WASHINGTON (AP) — The Trump administration is speeding up the implementation of new rules that would give the agency tasked with protecting federal government facilities greater authority to charge people for a broader array of offenses on or off those properties.

The changes outlining the powers of the Federal Protective Service, an agency within the Department of Homeland Security, were put forward in early January under the Biden administration and were slated to take effect on Jan. 1 of next year but instead went into effect Wednesday. The administration said the rules were being changed ahead of time so they could address a “recent surge in violence.”

They come as protests have surged against President Donald Trump’s mass deportation agenda, especially near buildings associated with immigration enforcement, such as Immigration and Customs Enforcement offices or facilities.

Activists and many political leaders have accused Homeland Security of aggressively suppressing peaceful protests and targeting activists trying to hold them accountable. Critics said the new rules could be used to target protesters.

“DHS is using every tool possible to protect the lives of our law enforcement as they face a surge in violence and lawlessness at many of our federal facilities,” Assistant Secretary Tricia McLaughlin said in a news release announcing the sped-up schedule. The release cited a shooting at a Dallas ICE facility, an incident that killed two detainees.

The new rules empower officers from the Federal Protective Service to make arrests and charge people for actions near the federal property, and it includes new rules regulating unauthorized use of drones and tampering with digital networks.

Spencer Reynolds, a former intelligence and counterintelligence lawyer at the Department of Homeland Security who’s now with the Brennan Center for Justice, a think tank, said Congress gave the Federal Protective Service the ability to work and carry out arrests off of federal property as necessary. But he’s concerned that the new regulations codifying these powers will be used as a way to target protesters.

“I see this as being guidance to go after peaceful protests where they are happening in the vicinity or even not in the vicinity of federal property,” he said.

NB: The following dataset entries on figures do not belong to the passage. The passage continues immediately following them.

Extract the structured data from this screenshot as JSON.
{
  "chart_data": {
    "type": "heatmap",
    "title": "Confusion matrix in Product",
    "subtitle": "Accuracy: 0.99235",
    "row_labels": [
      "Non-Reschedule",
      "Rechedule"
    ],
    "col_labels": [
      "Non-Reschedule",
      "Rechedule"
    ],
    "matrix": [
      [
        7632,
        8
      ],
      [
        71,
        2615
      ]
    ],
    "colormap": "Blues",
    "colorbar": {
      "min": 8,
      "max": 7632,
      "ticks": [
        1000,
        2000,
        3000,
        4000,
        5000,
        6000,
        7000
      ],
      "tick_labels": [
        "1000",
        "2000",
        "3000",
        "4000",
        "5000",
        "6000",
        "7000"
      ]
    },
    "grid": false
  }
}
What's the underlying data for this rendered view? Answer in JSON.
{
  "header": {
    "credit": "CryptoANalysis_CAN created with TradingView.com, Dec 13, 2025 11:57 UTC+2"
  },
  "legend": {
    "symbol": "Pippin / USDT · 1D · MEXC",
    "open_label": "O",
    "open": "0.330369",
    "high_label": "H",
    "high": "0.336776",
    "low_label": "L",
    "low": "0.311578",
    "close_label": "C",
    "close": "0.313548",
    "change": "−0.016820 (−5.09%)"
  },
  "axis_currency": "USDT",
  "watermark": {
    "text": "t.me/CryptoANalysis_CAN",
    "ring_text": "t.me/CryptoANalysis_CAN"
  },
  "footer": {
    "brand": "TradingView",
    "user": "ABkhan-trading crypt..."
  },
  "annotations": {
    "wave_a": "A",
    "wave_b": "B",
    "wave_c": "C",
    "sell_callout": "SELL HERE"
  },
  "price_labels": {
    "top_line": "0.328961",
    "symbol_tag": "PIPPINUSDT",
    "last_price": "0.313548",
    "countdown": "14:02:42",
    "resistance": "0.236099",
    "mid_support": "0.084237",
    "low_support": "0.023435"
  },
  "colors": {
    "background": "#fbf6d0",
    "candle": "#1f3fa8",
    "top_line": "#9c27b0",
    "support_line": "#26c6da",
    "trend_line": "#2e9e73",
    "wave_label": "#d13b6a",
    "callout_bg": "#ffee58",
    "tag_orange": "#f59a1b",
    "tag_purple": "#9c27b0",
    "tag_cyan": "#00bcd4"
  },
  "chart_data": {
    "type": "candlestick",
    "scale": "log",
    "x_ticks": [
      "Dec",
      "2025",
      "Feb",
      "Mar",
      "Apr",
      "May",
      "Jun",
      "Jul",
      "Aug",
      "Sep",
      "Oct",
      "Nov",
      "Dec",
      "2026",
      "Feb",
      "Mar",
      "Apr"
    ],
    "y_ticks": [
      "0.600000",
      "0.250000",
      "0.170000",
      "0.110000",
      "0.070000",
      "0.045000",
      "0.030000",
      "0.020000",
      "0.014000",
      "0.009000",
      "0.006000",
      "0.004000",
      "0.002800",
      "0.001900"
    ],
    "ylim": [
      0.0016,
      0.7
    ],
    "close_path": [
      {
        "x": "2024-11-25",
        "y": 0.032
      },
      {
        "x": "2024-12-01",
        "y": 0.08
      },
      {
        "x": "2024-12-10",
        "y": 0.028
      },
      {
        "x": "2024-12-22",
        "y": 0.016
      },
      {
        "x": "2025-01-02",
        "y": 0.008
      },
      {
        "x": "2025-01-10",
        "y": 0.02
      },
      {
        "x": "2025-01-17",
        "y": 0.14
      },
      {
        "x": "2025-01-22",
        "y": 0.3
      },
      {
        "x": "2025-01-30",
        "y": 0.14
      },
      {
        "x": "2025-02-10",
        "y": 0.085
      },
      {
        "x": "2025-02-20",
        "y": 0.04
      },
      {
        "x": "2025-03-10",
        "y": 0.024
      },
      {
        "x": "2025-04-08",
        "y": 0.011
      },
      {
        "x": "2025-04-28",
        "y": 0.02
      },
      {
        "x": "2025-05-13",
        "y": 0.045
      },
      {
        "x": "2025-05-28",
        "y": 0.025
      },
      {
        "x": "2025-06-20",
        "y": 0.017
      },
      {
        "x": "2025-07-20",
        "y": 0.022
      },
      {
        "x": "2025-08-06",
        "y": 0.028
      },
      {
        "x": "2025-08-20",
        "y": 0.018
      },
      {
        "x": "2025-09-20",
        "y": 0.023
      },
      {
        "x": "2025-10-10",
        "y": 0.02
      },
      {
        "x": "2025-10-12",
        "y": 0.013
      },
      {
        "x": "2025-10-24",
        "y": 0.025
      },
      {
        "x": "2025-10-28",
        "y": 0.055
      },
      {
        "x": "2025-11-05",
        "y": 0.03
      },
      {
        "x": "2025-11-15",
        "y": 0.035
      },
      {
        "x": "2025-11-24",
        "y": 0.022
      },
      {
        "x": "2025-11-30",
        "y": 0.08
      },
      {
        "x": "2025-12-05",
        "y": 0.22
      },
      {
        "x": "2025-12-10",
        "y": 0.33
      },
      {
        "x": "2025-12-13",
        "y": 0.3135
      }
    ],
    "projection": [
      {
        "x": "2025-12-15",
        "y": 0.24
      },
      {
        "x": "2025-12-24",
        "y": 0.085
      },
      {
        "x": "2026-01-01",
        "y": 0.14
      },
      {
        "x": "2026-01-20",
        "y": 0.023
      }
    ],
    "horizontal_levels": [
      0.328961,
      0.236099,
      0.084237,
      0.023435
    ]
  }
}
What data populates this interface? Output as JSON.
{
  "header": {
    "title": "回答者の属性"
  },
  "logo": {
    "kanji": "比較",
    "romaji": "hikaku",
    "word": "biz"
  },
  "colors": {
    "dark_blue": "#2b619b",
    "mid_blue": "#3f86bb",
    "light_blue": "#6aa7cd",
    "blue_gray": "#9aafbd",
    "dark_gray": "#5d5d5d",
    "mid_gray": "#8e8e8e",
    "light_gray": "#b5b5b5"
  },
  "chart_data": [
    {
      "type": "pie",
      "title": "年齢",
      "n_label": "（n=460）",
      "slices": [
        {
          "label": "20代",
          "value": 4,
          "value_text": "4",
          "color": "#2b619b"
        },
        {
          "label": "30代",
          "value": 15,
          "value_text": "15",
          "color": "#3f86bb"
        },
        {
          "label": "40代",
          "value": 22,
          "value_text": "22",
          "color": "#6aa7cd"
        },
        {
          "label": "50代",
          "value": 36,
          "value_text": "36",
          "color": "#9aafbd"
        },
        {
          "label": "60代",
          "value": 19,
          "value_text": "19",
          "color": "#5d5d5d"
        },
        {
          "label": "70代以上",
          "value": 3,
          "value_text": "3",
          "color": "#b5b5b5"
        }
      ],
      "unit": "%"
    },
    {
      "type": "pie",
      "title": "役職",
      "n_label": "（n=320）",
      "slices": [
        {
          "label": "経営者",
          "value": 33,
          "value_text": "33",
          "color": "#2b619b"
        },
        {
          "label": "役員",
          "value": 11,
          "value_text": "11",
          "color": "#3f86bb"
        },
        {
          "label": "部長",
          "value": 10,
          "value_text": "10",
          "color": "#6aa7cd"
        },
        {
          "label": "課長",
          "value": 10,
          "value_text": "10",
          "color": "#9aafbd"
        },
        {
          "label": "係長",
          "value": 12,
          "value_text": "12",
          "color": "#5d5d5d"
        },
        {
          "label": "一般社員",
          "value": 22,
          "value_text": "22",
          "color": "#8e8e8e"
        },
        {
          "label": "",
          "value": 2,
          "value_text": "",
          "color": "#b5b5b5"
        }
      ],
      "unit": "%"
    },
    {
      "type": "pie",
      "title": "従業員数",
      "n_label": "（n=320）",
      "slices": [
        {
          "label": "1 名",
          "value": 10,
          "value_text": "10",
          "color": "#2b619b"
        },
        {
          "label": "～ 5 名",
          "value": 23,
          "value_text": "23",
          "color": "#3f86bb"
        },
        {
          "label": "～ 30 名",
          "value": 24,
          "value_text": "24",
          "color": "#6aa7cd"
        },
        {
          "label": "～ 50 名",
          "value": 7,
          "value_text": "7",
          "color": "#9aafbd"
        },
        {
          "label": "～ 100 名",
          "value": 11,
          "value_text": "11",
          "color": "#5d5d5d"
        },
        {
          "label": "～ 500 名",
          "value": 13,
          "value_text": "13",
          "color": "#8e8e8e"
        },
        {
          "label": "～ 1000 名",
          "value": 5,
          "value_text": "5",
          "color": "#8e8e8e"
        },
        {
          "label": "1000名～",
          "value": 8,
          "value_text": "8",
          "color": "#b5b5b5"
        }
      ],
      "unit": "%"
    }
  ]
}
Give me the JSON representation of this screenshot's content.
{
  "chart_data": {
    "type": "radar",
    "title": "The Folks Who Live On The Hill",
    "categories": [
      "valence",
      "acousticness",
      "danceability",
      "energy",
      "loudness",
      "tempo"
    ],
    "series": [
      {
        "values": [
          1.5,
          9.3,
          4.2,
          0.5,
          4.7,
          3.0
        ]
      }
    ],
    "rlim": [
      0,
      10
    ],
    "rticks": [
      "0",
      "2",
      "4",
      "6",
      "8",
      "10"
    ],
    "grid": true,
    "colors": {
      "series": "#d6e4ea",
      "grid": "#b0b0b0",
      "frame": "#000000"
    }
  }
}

In a report last year issued by the Brennan Center, Reynolds said the FPS expanded dramatically after Sept. 11 and that’s led to “overreach under political pressure.”

The Homeland Security news release gave some examples of conduct that the Federal Protective Service could now charge someone for both on federal property and off, including wearing a mask while committing a crime, obstructing access to federal property and tampering with government IT systems like card readers.

The Federal Protective Service is tasked with protecting federal properties. The agency used to fall under the U.S. General Services Administration, which is responsible for purchasing and managing federal real estate, but when the Department of Homeland Security was created in the aftermath of Sept. 11, the FPS was transferred to Homeland Security.

The Federal Register notice outlining the new rules says the previous rules applied only to specific property owned by the General Services Administration, which isn’t all properties protected by the FPS, and that they didn’t cover conduct that happened near a federal building, only at the building itself.